Wednesday 19 March 2025
Josh Hanrahan And Clementine Cueno
Wentworth Courier


 Calls to track down and extradite alleged anti-Semitic crime spree plotter  Pressure is piling on the Albanese government and Australian Federal Police  to bring back to the country the Sydney businessman who police allege was  behind the fake "terror caravan" plot.
 
 Sayet Akca, 35, a former gym and kebab shop owner from the Sutherland shire,  is the man police allege orchestrated the explosive-laden caravan found at  Dural in January, and 14 other antiSemitic crimes across Sydney since  December.
 
 Akca, who was on bail for an alleged 600kg drug importation, fled the country  in mid-2023.
 
 His bail conditions allowed him to travel to Queensland, where it's believed  he boarded the vessel that headed to Asia.
 
 Akca often posted anti-Semitic slurs to his social media account in the years  before he fled Australia.
 
 "Hitler was only washing earth, they made him out to be evil," he  posted in 2019.
 
 In another post, Akca asked his followers: "Is it true that Muslims  believe they get 40 virgins for act of terror/mass suicide?" Opposition  home affairs spokesman James Paterson said the federal government needed to  act urgently to bring Akca home and ensure the Jewish community did not have  to continue "living in fear".
 
 "The Albanese government must pull out all stops to get Sayet Akca home  to face justice," Mr Paterson said.
 
 "The drugs charges he's facing are already serious enough the  allegations he masterminded an anti-Semitic crime spree are even worse.

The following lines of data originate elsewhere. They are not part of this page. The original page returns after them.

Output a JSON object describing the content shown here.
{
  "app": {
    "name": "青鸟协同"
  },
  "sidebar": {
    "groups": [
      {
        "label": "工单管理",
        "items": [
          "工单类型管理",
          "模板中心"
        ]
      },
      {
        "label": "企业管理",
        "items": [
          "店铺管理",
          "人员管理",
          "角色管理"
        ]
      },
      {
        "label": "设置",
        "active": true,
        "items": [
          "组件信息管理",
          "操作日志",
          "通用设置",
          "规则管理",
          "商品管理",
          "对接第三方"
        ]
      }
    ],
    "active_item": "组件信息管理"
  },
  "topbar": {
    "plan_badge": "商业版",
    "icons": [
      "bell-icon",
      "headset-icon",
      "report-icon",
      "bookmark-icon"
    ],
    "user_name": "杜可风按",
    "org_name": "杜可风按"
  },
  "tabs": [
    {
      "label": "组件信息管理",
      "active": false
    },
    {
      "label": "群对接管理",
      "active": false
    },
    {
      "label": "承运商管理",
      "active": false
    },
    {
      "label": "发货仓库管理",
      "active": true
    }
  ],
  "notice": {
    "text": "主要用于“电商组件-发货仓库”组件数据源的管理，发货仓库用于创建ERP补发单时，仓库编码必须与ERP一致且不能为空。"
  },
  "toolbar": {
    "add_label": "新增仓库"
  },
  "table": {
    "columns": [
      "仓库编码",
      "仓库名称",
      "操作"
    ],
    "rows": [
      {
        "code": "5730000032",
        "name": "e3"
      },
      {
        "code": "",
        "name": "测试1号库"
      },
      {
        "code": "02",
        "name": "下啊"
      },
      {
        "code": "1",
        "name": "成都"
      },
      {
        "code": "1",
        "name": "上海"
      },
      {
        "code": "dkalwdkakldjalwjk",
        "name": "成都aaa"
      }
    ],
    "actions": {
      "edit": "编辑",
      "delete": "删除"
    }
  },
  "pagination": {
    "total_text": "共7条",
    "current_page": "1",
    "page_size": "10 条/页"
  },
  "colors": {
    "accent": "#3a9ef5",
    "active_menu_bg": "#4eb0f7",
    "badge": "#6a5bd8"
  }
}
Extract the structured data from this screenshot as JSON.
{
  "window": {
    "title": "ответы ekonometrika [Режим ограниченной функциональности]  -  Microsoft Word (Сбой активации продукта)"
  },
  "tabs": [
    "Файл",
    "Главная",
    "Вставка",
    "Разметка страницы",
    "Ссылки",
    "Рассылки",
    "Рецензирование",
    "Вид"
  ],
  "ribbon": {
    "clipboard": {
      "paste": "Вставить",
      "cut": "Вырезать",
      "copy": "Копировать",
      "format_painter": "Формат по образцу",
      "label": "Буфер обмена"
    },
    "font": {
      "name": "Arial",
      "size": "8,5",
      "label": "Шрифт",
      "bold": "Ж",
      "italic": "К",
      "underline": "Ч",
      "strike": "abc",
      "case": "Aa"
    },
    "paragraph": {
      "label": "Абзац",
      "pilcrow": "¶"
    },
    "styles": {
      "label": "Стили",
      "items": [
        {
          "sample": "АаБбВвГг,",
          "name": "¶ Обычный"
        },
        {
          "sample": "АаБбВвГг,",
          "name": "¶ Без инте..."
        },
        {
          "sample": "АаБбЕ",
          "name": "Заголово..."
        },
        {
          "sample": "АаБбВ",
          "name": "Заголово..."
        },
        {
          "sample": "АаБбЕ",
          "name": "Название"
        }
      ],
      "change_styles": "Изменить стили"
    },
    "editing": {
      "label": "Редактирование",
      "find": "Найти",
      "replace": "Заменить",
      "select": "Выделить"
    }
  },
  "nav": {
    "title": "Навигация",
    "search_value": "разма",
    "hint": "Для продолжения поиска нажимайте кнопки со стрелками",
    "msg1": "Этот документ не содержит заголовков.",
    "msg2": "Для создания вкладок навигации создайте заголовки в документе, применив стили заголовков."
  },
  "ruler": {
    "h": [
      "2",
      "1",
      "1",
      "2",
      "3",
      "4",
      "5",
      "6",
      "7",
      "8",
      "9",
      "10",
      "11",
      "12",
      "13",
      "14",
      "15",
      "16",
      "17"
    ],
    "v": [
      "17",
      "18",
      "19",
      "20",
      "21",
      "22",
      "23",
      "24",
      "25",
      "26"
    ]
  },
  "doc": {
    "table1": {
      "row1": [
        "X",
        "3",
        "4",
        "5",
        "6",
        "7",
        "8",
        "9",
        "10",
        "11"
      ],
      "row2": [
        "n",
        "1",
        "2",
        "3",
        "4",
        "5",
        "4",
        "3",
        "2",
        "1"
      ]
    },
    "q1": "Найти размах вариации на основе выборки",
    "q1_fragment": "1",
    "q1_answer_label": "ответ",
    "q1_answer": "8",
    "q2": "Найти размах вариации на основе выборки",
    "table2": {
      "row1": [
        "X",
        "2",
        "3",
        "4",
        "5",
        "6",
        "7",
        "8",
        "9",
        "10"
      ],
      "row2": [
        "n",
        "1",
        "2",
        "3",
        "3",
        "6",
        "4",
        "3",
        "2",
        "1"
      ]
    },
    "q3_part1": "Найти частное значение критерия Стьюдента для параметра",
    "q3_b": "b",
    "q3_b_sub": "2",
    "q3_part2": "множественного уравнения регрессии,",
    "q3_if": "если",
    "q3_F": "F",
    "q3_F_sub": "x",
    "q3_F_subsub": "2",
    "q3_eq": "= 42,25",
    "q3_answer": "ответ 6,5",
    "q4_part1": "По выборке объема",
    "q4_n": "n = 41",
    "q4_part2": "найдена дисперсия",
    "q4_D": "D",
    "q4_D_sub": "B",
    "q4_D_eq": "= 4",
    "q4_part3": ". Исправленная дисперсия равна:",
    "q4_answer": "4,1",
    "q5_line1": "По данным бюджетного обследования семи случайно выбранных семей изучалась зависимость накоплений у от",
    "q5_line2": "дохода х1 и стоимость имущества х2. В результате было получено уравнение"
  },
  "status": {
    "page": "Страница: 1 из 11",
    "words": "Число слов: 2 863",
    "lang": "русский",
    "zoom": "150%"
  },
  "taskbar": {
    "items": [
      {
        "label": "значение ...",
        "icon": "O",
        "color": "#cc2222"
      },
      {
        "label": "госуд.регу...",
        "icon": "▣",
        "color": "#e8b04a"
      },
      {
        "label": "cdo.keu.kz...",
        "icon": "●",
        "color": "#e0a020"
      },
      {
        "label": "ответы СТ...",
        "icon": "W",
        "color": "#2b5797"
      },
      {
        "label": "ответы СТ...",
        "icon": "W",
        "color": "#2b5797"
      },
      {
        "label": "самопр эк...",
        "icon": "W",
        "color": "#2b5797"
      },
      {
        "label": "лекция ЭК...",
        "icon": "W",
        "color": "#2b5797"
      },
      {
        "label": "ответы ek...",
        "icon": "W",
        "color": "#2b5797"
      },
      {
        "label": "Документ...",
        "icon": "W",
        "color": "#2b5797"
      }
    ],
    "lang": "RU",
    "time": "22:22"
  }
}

Our  intelligence and law enforcement capabilities must be deployed to find  wherever he is in the world so he can be extradited immediately."
 
 Akca was granted bail by the NSW Local Court in March 2022, with his  conditions varied more than a year later in May 2023, requiring him to hand  in his passport but allowing him to travel interstate to Queensland.
 
 NSW Greens senator David Shoebridge said the AFP needed to answer questions  about how Akca got out of the country in the first place, and show more  "urgency" to bring him back.
 
 "The AFP needs to explain what they did or didn't do in 2023, when they  let him slip across the border," Mr Shoebridge said.
 
 "Whatever urgency was missing in 2023, it needs to be found now and  every reasonable effort made to get him before an Australian court."
 
 One of the anti-Semitic firebombing attacks that made headlines was on the  former home of Alex Ryvchin, co-chief executive of the Executive Council of  Australian Jewry, who said the "summer of terror" had been  "devastating" for his community.
 
 "There are many deeply troubling aspects to the summer of terror that  was inflicted on the Jewish community," Mr Ryvchin said.